For comparison, the researchers also ran a set of experiments using kidneys from pigs that had only the knockout edits for avoiding transplant rejection. This would allow them to see how much adding the human genes and removing the ones for the virus contributed to the organ’s survival.
It made quite a bit of a difference. When the researchers engrafted the kidneys from the pigs with the transgenes and the knockouts into seven primates, the grafts survived for a median of 174 days. Meanwhile, the transplant recipients who received kidneys from pigs with just the knockouts—six of them total—lasted for a median of 24. All of the primates were on an immunosuppression regimen of induction therapy with B and T lymphocyte depletion, anti-CD154 antibody and mycophenolate mofetil, trade name CellCept. They were also given a short post-transplant course of tacrolimus, or ProGraf, and steroids.
There was also one major outlier: One of the transplant recipients with the full spectrum of gene edits survived for 758 days. Though this technically isn’t the longest a monkey has lived with a pig kidney, according to Curtis, it is the longest one has survived while on an immunosuppression regimen that could feasibly be replicated in humans.
“Longer survival has been achieved with much more aggressive suppression that really isn’t clinically translatable,” he said in the briefing. “The key here is that we’re achieving long-term graft survival with a clinically translatable suppression, which is incredibly important.”
There are ethical concerns about this kind of work. Writing in 2022 about the pig heart and kidney transplants into humans, People for the Ethical Treatment of Animals, or PETA, has called the developments “a tremendous waste of resources.”
“To talk about such procedures as though they were anything other than cruel—to animals and to humans waiting for organs—perpetuates the idea that xenotransplantation will someday be practical,” the organization wrote. “Presumed consent laws and preventative health measures will save more lives than these headline-getting surgeries ever will.”
Ethics are “front and center” for eGenesis, Curtis said.
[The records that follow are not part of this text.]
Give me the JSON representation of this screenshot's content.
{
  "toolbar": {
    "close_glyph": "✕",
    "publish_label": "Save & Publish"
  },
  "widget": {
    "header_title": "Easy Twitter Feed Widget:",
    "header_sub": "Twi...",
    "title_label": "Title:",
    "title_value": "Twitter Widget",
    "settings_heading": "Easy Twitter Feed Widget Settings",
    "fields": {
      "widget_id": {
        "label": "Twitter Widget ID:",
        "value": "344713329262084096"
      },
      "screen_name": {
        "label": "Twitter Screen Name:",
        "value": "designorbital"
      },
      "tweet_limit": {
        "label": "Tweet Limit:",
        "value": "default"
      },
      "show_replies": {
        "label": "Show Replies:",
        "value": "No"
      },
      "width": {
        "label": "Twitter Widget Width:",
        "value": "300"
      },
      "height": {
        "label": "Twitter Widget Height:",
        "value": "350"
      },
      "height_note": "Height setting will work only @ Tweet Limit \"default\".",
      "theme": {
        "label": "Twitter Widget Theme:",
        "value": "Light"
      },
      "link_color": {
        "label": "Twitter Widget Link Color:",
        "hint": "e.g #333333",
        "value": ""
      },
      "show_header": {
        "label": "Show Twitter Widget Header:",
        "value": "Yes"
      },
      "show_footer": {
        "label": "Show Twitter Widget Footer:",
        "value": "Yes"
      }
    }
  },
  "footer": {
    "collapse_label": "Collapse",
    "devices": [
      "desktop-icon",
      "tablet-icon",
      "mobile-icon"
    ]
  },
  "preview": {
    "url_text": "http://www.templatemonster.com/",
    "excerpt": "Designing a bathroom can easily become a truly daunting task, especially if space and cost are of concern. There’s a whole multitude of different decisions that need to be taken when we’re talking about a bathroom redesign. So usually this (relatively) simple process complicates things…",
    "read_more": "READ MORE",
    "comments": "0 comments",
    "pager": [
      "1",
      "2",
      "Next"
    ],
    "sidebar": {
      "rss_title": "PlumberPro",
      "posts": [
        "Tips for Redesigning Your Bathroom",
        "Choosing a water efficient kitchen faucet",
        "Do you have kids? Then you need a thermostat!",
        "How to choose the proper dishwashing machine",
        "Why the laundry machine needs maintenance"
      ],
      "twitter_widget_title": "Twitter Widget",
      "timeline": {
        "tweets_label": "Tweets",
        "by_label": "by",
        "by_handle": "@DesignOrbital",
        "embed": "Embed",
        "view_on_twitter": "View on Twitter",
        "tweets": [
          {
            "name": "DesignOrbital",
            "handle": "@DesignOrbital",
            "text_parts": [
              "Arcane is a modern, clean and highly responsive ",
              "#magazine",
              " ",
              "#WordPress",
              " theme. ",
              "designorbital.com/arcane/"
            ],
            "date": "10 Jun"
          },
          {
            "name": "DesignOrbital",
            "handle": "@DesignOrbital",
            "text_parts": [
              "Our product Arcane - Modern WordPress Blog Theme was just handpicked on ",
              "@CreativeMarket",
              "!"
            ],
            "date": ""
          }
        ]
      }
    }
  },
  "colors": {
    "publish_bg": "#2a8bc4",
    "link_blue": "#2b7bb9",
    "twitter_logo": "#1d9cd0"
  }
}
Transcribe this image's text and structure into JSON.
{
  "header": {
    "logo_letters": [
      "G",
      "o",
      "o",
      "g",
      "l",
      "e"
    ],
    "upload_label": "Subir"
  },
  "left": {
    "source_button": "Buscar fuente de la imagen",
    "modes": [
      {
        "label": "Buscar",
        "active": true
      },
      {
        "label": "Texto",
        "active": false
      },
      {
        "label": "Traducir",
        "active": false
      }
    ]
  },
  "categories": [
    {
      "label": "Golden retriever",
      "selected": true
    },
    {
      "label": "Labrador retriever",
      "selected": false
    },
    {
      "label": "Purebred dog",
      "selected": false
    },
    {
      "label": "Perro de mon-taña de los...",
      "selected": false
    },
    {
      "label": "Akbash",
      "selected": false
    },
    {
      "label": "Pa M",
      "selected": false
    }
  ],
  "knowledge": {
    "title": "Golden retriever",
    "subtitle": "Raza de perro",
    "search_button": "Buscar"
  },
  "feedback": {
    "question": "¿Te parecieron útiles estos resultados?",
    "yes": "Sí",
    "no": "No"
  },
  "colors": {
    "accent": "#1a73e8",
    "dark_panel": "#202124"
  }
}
The company’s ethics review board focuses both on the treatment of the donors and the recipients, he noted, though he didn’t go into detail about the nature of the board’s oversight.
“These are incredibly important studies to enable this field and we take the ethics of it very seriously, and, of course, our main focus is to build a product that can help patients survive organ failure,” Curtis said.
From a safety perspective, the kidneys were well-tolerated by the monkeys, at least in this small study. This may bode well for eGenesis’ conversations with the FDA about moving the treatment into the clinic. The company has been in conversation for the past several years about studying their approach in humans, Curtis said. Now that the company has shown that the graft can survive for more than a year, they are “well on their way."
“We will continue to work with the agency to enable a study in the near term,” he said. It’s likely that one of the company’s other programs in its portfolio, where pig organs are used as placeholders for human ones between transplants or during recovery from liver and heart failure, will get to patients first, as these don’t require as much long-term data, he explained.